In the meantime, I need to ensure I ask for more candidates than just the ones my team gives me. I need to take time to check my own biases and challenge them. And I perhaps most importantly, I need to do more to make sure every soldier I meet is getting the mentorship they need and deserve.
I also think you should be wary of anyone who claims to be in favor of meritocracy but doesn’t bring metrics. This is because we’re all in favor of ‘meritocracy’ as long as it means ‘well, of course me’. One place you can see this recently is with CAP. ‘I got fucked by peers at CAP’ is the new ‘I got fucked on push-ups at Ranger School’.6
We should promote the soldiers with the most potential on merit, but we owe our servicemembers clarity and transparency on what those standards are.
And any AI Tech-Bro who claims there’s no such thing as bias is fucking lying to you. You might want to start asking why.
My editor said I didn’t need to spell out DnD, and given how nerdy this Substack is, she’s almost definitely right.
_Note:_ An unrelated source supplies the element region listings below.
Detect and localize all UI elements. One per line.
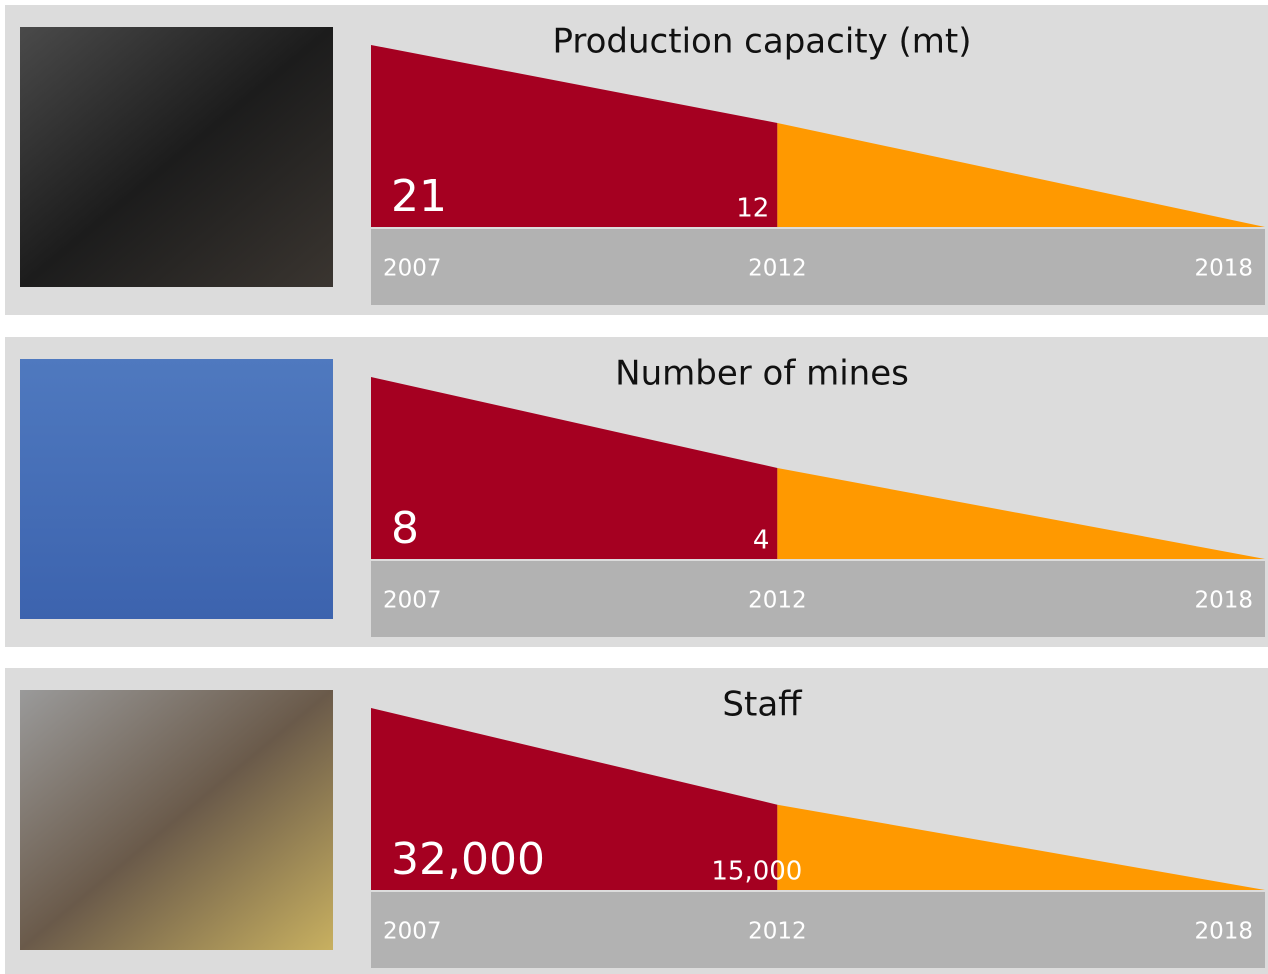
chart-title: Number of mines xyxy=(615,354,909,394)
x-tick-label: 2012 xyxy=(748,256,807,282)
area-segment xyxy=(371,708,778,890)
value-label: 12 xyxy=(736,194,769,224)
photo xyxy=(20,690,333,950)
value-label: 21 xyxy=(391,171,447,222)
axis-band xyxy=(371,561,1265,637)
axis-band xyxy=(371,892,1265,968)
axis-band xyxy=(371,229,1265,305)
area-segment xyxy=(777,123,1265,227)
value-label: 32,000 xyxy=(391,834,545,885)
value-label: 15,000 xyxy=(711,857,802,887)
area-segment xyxy=(777,468,1265,559)
chart-title: Staff xyxy=(722,685,803,725)
area-segment xyxy=(777,804,1265,890)
photo xyxy=(20,27,333,287)
value-label: 8 xyxy=(391,503,419,554)
x-tick-label: 2018 xyxy=(1194,588,1253,614)
x-tick-label: 2018 xyxy=(1194,919,1253,945)
x-tick-label: 2018 xyxy=(1194,256,1253,282)
area-segment xyxy=(371,45,778,227)
area-segment xyxy=(371,377,778,559)
value-label: 4 xyxy=(753,526,770,556)
photo xyxy=(20,359,333,619)
chart-title: Production capacity (mt) xyxy=(552,22,971,62)
x-tick-label: 2012 xyxy=(748,919,807,945)
x-tick-label: 2007 xyxy=(383,256,442,282)
x-tick-label: 2012 xyxy=(748,588,807,614)
x-tick-label: 2007 xyxy=(383,588,442,614)
x-tick-label: 2007 xyxy=(383,919,442,945)
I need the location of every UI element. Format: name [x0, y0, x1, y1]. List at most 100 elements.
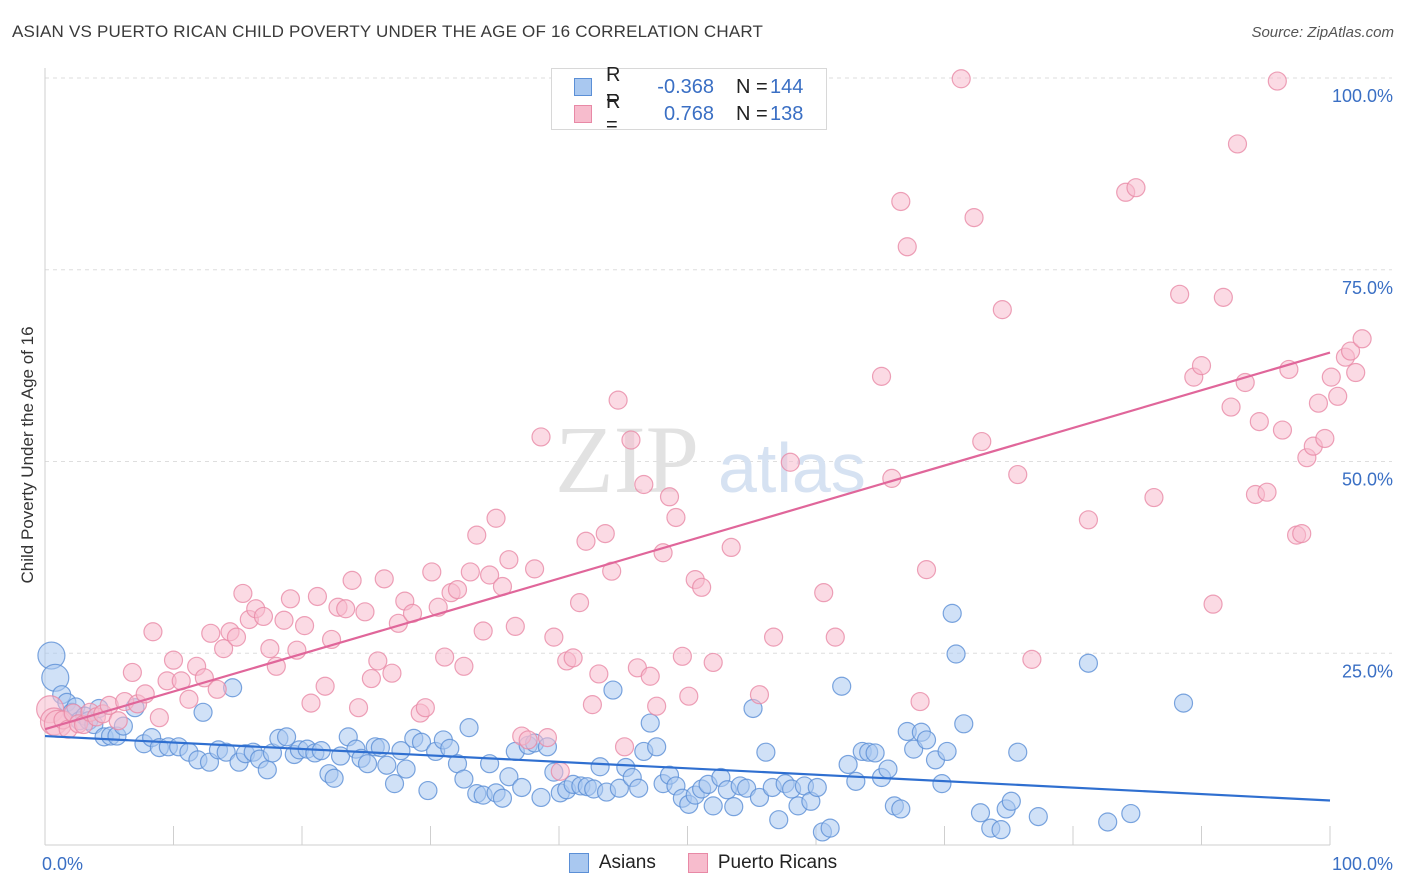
- puerto-rican-point: [454, 656, 474, 676]
- puerto-rican-point: [226, 627, 247, 647]
- puerto-rican-point: [301, 693, 321, 713]
- asian-point: [991, 820, 1011, 840]
- puerto-rican-point: [1272, 420, 1293, 440]
- asian-point: [1008, 742, 1028, 762]
- asian-point: [942, 603, 962, 623]
- puerto-rican-point: [951, 69, 971, 89]
- asian-point: [946, 644, 966, 664]
- puerto-rican-point: [897, 237, 917, 257]
- asian-point: [703, 796, 723, 816]
- puerto-rican-point: [315, 676, 335, 696]
- puerto-rican-point: [1267, 71, 1287, 91]
- asian-point: [411, 732, 432, 752]
- puerto-rican-point: [214, 639, 234, 659]
- puerto-rican-point: [582, 695, 603, 715]
- puerto-rican-point: [1249, 412, 1269, 432]
- asian-point: [640, 713, 660, 733]
- puerto-rican-point: [780, 452, 800, 472]
- puerto-rican-point: [659, 487, 680, 507]
- puerto-rican-point: [422, 562, 442, 582]
- puerto-rican-point: [916, 560, 937, 580]
- asian-point: [603, 680, 623, 700]
- tick-labels: 25.0% 50.0% 75.0% 100.0% 0.0% 100.0%: [42, 86, 1393, 874]
- asian-point: [807, 777, 827, 798]
- puerto-rican-point: [1126, 178, 1146, 198]
- puerto-rican-point: [569, 593, 590, 613]
- legend-n-label: N =: [736, 75, 768, 98]
- chart-title: ASIAN VS PUERTO RICAN CHILD POVERTY UNDE…: [12, 22, 764, 41]
- puerto-rican-point: [1191, 356, 1212, 376]
- legend-r-label: R =: [606, 91, 621, 136]
- asian-point: [324, 768, 344, 788]
- puerto-rican-point: [415, 698, 435, 718]
- puerto-rican-point: [163, 650, 184, 670]
- asian-point: [459, 718, 479, 738]
- puerto-rican-point: [703, 652, 723, 673]
- puerto-rican-point: [814, 583, 834, 603]
- puerto-rican-point: [122, 662, 142, 683]
- x-tick-label: 100.0%: [1332, 854, 1393, 874]
- asian-point: [257, 760, 277, 780]
- puerto-rican-point: [614, 737, 635, 757]
- legend-n-label: N =: [736, 102, 768, 125]
- asian-point: [276, 727, 297, 747]
- puerto-rican-point: [972, 431, 992, 452]
- asian-point: [878, 759, 898, 779]
- puerto-rican-point: [108, 711, 128, 731]
- puerto-rican-point: [1315, 428, 1335, 449]
- puerto-rican-point: [749, 685, 770, 705]
- puerto-rican-point: [473, 621, 493, 641]
- puerto-rican-point: [550, 761, 570, 781]
- legend-r-label: R =: [606, 64, 621, 109]
- puerto-rican-point: [721, 537, 741, 558]
- asian-point: [1001, 791, 1021, 811]
- puerto-rican-point: [361, 668, 381, 689]
- puerto-rican-point: [348, 698, 369, 718]
- asian-point: [916, 730, 937, 750]
- puerto-rican-point: [608, 390, 628, 410]
- y-tick-label: 25.0%: [1342, 661, 1393, 681]
- trend-lines: [44, 351, 1331, 802]
- asian-point: [891, 799, 911, 819]
- puerto-rican-point: [307, 586, 328, 607]
- puerto-rican-point: [640, 666, 660, 686]
- puerto-rican-point: [1008, 464, 1028, 485]
- asian-point: [749, 787, 770, 808]
- puerto-rican-point: [179, 689, 199, 709]
- asian-point: [590, 757, 610, 777]
- legend-r-value: -0.368: [657, 75, 714, 98]
- legend-item-asians: Asians: [568, 852, 656, 874]
- puerto-rican-point: [274, 610, 294, 630]
- puerto-rican-point: [1213, 287, 1233, 307]
- legend-n-value: 138: [770, 102, 804, 125]
- puerto-rican-point: [233, 583, 253, 604]
- y-tick-label: 100.0%: [1332, 86, 1393, 106]
- puerto-rican-point: [1170, 284, 1190, 304]
- asian-point: [1121, 803, 1141, 824]
- asian-point: [1078, 653, 1099, 673]
- asian-trend-line: [44, 734, 1331, 802]
- asian-point: [418, 780, 438, 801]
- legend-n-value: 144: [770, 75, 804, 98]
- asian-point: [937, 741, 957, 762]
- legend-row-asians: R = -0.368 N = 144: [574, 64, 804, 109]
- puerto-rican-point: [143, 622, 163, 642]
- puerto-rican-point: [467, 525, 487, 545]
- puerto-rican-point: [280, 589, 301, 609]
- asian-point: [954, 714, 974, 734]
- asian-point: [846, 771, 866, 791]
- puerto-rican-point: [964, 207, 984, 228]
- asian-point: [838, 754, 858, 775]
- puerto-rican-point: [692, 577, 712, 597]
- asian-point: [932, 774, 952, 794]
- puerto-rican-point: [505, 616, 525, 637]
- puerto-rican-point: [1022, 649, 1042, 669]
- puerto-rican-point: [647, 696, 667, 716]
- y-axis-label: Child Poverty Under the Age of 16: [18, 326, 37, 583]
- puerto-rican-point: [336, 599, 356, 619]
- gridlines: [45, 77, 1392, 654]
- asian-point: [216, 742, 236, 762]
- asian-point: [499, 767, 519, 787]
- puerto-rican-point: [253, 606, 274, 627]
- puerto-rican-points: [36, 69, 1372, 781]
1st Group, which is assigned Asian languages, is likely in the top two for most diverse group. The other would be 7th Group, which is aligned toward Central and South America.
Here’s a block of python code if you want to try it out for yourself:
import random
class Die:
def __init__(self):
self.rolls = []
self.count_ones = 0
self.flag = ""
def roll(self, num_rolls):
self.rolls = [random.randint(1, 8) for _ in range(num_rolls)]
self.count_ones = self.rolls.count(1)
self.flag = "high" if self.count_ones > num_rolls / 8 else "low"
def simulate_generations(num_dice, num_rolls, num_generations):
occurrences_low_2_or_less = 0
for _ in range(num_generations):
dice = [Die() for _ in range(num_dice)]
low = 0
for die in dice:
die.roll(num_rolls)
if die.flag == "low":
low += 1
if low <= 2:
occurrences_low_2_or_less += 1
return occurrences_low_2_or_less
def main():
num_dice = 15 # Set the number of die / BNs to simulate
num_rolls = 20 # Set the number of rolls / commanders to simulate
num_generations = 1000000 # Set the number of generations / times to run the simulation
occurrences_low_2_or_less = simulate_generations(num_dice, num_rolls, num_generations)
print("Summary:")
print(f"Number of generations: {num_generations}")
print(f"Number of generations with 2 or fewer 'low' dice: {occurrences_low_2_or_less}")
print(f"Percentage: {occurrences_low_2_or_less / num_generations * 100}%")
if __name__ == "__main__":
main()
Command Assessment Program. An assessment run in the fall where the Army evaluates the next generation of the Command Select List (CSL) leaders among its Lieutenant Colonels, Colonels, and Sergeants Major.
Quote is from W. Edwards Deming.
Years ago, when Ranger School did a data pull on why people were failing, they found the highest attrition event was the push-up. It turned out this was in large part because it was the first event you could fail.
Many people who get Ranger School slots don’t actually want them. But rejecting one typically takes the integrity to stand in front of your commander and tell them to their face you don’t want to go. In my whole career, I’ve only met one officer who had the courage to do that. Most just go down to Georgia, half-ass the first event, and then spend the rest of their careers telling everyone the reason they didn’t get a Ranger tab was because they ‘got fucked on the push-ups’.